The Obama administration has worked to sell the deal, reached between the U.S., France, Germany, Britain, Russia and China with Iran, to a deeply skeptical American public and Congress.

An ABC/Washington Post poll out July 20 found that 56 percent support the deal and 37 percent oppose it, while a Pew Research Center poll released the following day found that a plurality of Americans familiar with the deal oppose it, 48 to 38 percent.

Another CNN/ORC International Poll released late last month found that 52 percent of Americans say Congress should reject the deal, compared to 44 percent who said it should be approved.
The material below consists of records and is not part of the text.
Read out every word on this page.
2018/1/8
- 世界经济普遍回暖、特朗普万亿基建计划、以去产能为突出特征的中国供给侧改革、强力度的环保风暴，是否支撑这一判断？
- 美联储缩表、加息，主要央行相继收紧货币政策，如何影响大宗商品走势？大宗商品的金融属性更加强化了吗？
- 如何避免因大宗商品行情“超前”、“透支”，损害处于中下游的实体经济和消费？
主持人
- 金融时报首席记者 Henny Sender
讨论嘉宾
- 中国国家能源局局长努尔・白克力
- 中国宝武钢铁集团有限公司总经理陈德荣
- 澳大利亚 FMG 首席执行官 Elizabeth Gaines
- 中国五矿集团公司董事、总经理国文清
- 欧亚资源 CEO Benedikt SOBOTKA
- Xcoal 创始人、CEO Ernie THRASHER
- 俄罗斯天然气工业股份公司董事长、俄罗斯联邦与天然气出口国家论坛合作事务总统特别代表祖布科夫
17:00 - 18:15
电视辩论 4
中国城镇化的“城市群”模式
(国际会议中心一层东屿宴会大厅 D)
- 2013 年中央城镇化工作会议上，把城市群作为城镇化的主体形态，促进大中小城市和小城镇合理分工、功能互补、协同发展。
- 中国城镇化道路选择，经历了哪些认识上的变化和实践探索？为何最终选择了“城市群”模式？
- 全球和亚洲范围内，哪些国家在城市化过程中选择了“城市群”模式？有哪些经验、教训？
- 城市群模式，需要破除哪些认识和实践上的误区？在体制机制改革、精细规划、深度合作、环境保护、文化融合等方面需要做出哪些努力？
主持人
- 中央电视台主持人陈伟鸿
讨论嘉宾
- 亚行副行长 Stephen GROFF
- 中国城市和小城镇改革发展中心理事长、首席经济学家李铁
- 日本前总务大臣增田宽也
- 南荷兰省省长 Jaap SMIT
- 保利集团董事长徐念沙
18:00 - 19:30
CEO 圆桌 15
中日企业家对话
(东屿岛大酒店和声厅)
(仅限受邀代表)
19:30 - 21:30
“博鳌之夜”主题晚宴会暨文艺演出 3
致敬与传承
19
The latest survey from Quinnipiac was commissioned amid testimony on Capitol Hill from Secretary of State John KerryJohn KerryFrustrated Dems say Obama botched Russia response Budowsky: Dems madder than hell Tillerson: 'My view didn’t change' on Paris climate agreement MORE, Energy Secretary Ernest MonizErnest MonizObama energy secretary launches nonprofit Overnight Energy: Zinke, Perry take heat over Trump budget Overnight Energy: Trump signs climate order | Greens vow to fight back MORE and Treasury Secretary Jack LewJack LewWhite House divide may derail needed China trade reform 3 unconventional ways Trump can tackle the national debt One year later, the Iran nuclear deal is a success by any measure MORE in favor of the deal.

The survey of 1,644 registered U.S. voters was conducted July 23-28 via landlines and cellphones with a margin of error of 2.4 points.